Wanda Jackson backed by Dickerson and crew can still shimmy and shimmer. The Queen of Rockabilly and newly inducted Rock and Roll Hall of Famer served up Mean, Mean Man, Hard Headed Woman, and Funnel of Love (recently resurrected by Southern Culture on the Skids on their "Countrypolitan Favorites" record), as well as a three-song tribute to her former tour mate and short-term boyfriend, Elvis Presley, featuring guest guitar from James Burton.
Upstairs, the Checkmates were the house soul band, first for their middle-aged frontman Herbert Wiley (with whom they cooked up a funkified version of Ode to Billie Joe), followed by the every-spry Sir Lattimore Brown and finally Texas soul king Bobby Patterson. Then it was back downstairs for a reunion of Flamin' Groovies founders Roy Loney and Cyril Jordan, supported by the A-Bones and Kaplan. Their set was goofy and grand and loud with Shake Some Action (arguably the Groovies' greatest creation) and a cover of Shakin' All Over hitting, appropriately enough, like earthquakes and sounding like they could collapse at any time. And that was all part of the charm.

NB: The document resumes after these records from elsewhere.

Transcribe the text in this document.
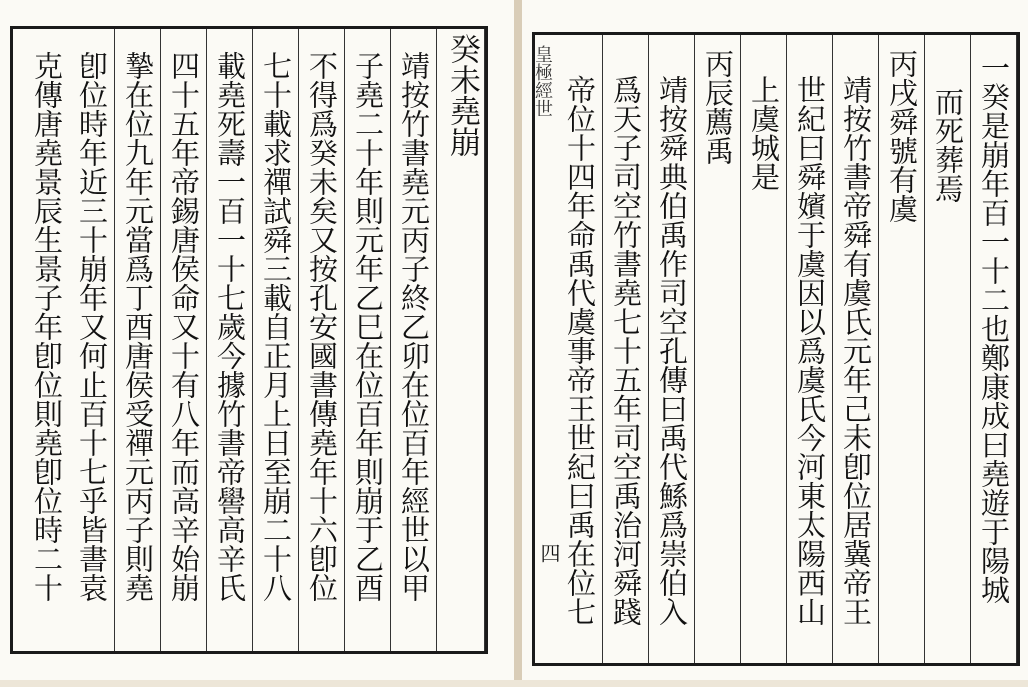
癸未堯崩
靖按竹書堯元丙子終乙卯在位百年經世以甲
子堯二十年則元年乙巳在位百年則崩于乙酉
不得爲癸未矣又按孔安國書傳堯年十六卽位
七十載求禪試舜三載自正月上日至崩二十八
載堯死壽一百一十七歲今據竹書帝嚳高辛氏
四十五年帝錫唐侯命又十有八年而高辛始崩
摯在位九年元當爲丁酉唐侯受禪元丙子則堯
卽位時年近三十崩年又何止百十七乎皆書袁
克傳唐堯景辰生景子年卽位則堯卽位時二十	一癸是崩年百一十二也鄭康成曰堯遊于陽城
而死葬焉
丙戌舜號有虞
靖按竹書帝舜有虞氏元年己未卽位居冀帝王
世紀曰舜嬪于虞因以爲虞氏今河東太陽西山
上虞城是
丙辰薦禹
靖按舜典伯禹作司空孔傳曰禹代鯀爲崇伯入
爲天子司空竹書堯七十五年司空禹治河舜踐
帝位十四年命禹代虞事帝王世紀曰禹在位七
皇極經世
四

But it wasn't just about the hour-long sets. Both nights carried their share of memorable individual moments and snapshots. There was Dale Hawkins, gaunt and dehydrated after his latest round of chemo, but still vibrant of voice and smile, and Burton revving up Susie Q, that opening riff that's part of the DNA of any guitar player arcing off the stage like a flaming arrow. There was Bonnie Raitt standing up from her balcony seat to point down at Wanda Jackson to say thanks for paving the way. There was Bobby Patterson, not necessarily resplendent but definitely visible in his black-and-white checkerboard jacket, easing into She Don't Have to See You (To See through You), an example of country-soul at its absolute finest. There was Jay Chevalier turning back the clock almost 50 years with the one-two punch of Billy Cannon and Castro Rock. And there was the crooked-grin glance that Little Buck Sinegal gave G.G. Shinn, blue-eyed soul soulster and former member of the Boogie Kings, when Shinn turned to give instructions to Sinegal's band. The look said, "Okay, you might be borrowing us for a set, but remember this is my band."
But the signature moment came very early on Tuesday night during a set by Classie Ballou, a guitar ace now in his sixth decade of making music. Ballou's sound, a combination of blues, proto-garage instrumentals, and New Orleans soul, is impossible to categorize, and these days it's a multi-generational affair as he's joined by his son on bass and grandson on drums. He dedicated one of his stinging hybrid concoctions, Classie's Whip, to the late Kellie Keller, whose Crescent City-based Circle Bar served as the launching pads for the comebacks of Ballou, Howard Tate and others. "This was always her favorite," said Ballou. It was a gesture that got to the heart of the Ponderosa Stomp. It's all about not forgetting the true innovators and true believers - those lost and those still going strong - and then wrapping those memories up in a big, noisy, glorious party.